Of course you realize that when learning and life are one and the same, you’ve less need for “vacation” as celebrations fit the family’s rhythm like a hand in a glove. Following your hearts and souls instead of a school schedule, your relationship to that which has gone before – that which has helped shape you and influenced your environment and your thinking – becomes knowable. What a valuable contribution to an education that recognizes knowledge of one’s Self as essential.
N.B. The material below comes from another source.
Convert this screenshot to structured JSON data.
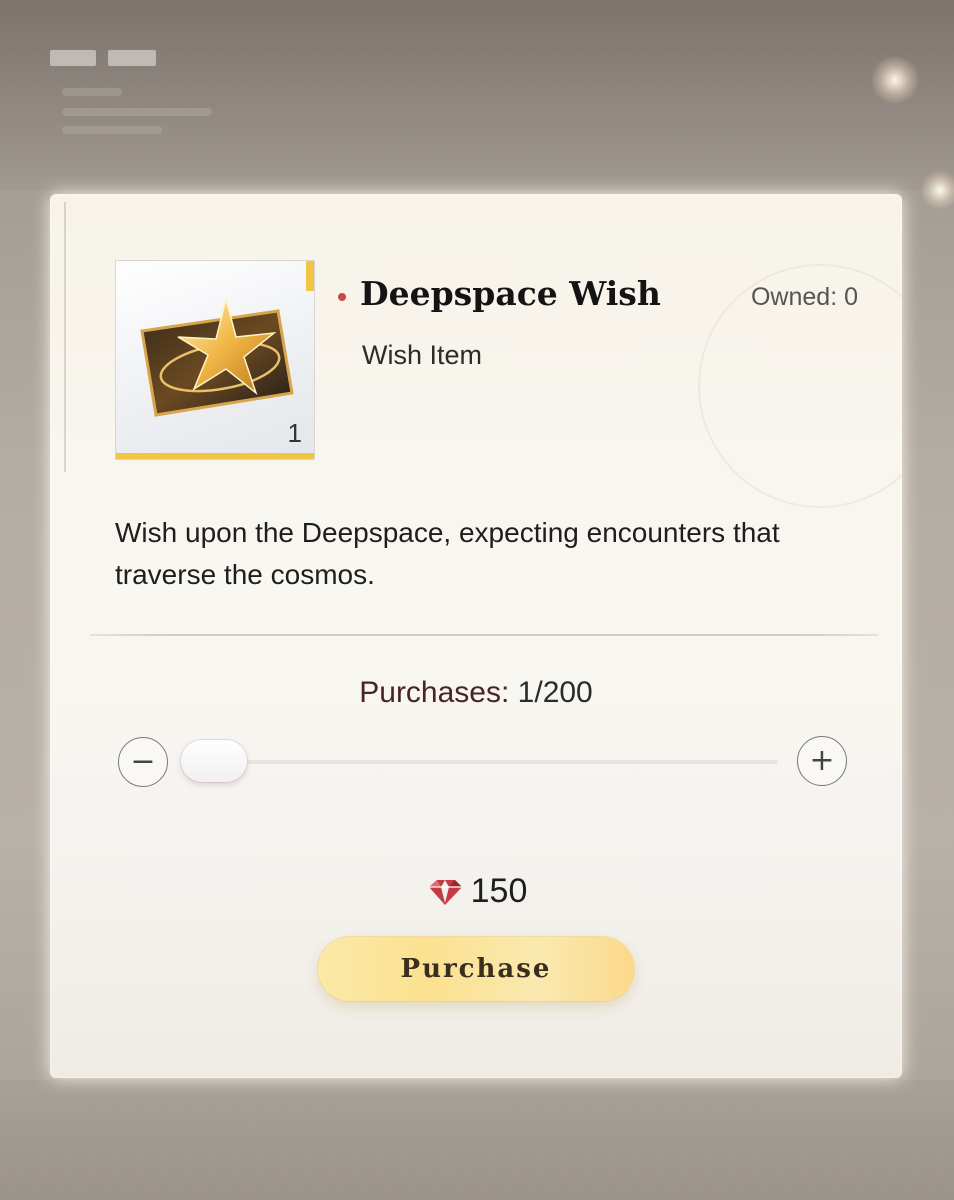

Homeschooling Families Are Solving the Problems of School Socialization
Relationships are too integral a link in the chain of human lives to be tampered with. Time and time again homeschooling parents acknowledge preservation of their family relationship as a most important benefit of their educational choice. Here is an example from a letter I received:
I want to thank you for the article you wrote…several years ago. When I came across it for the second time (I had saved it, just in case), our public school experiences had deteriorated to the point where my husband and I said, “If other parents are out teaching their kids, so can we.”
Three years after that turning point we are a closer, happier family. Homeschooling is a better way of life. Thank you!
Homeschooling families are not ignoring the “socialization” problem. They are solving it.
They have rediscovered the key to social relationships: Build them one step at a time. Your family is your child’s 5-piece puzzle; her single sentence; her addition basics.
Isn’t Mother Nature smart?
What do you think would happen to the bullying epidemic if all children were allowed to grow in this manner?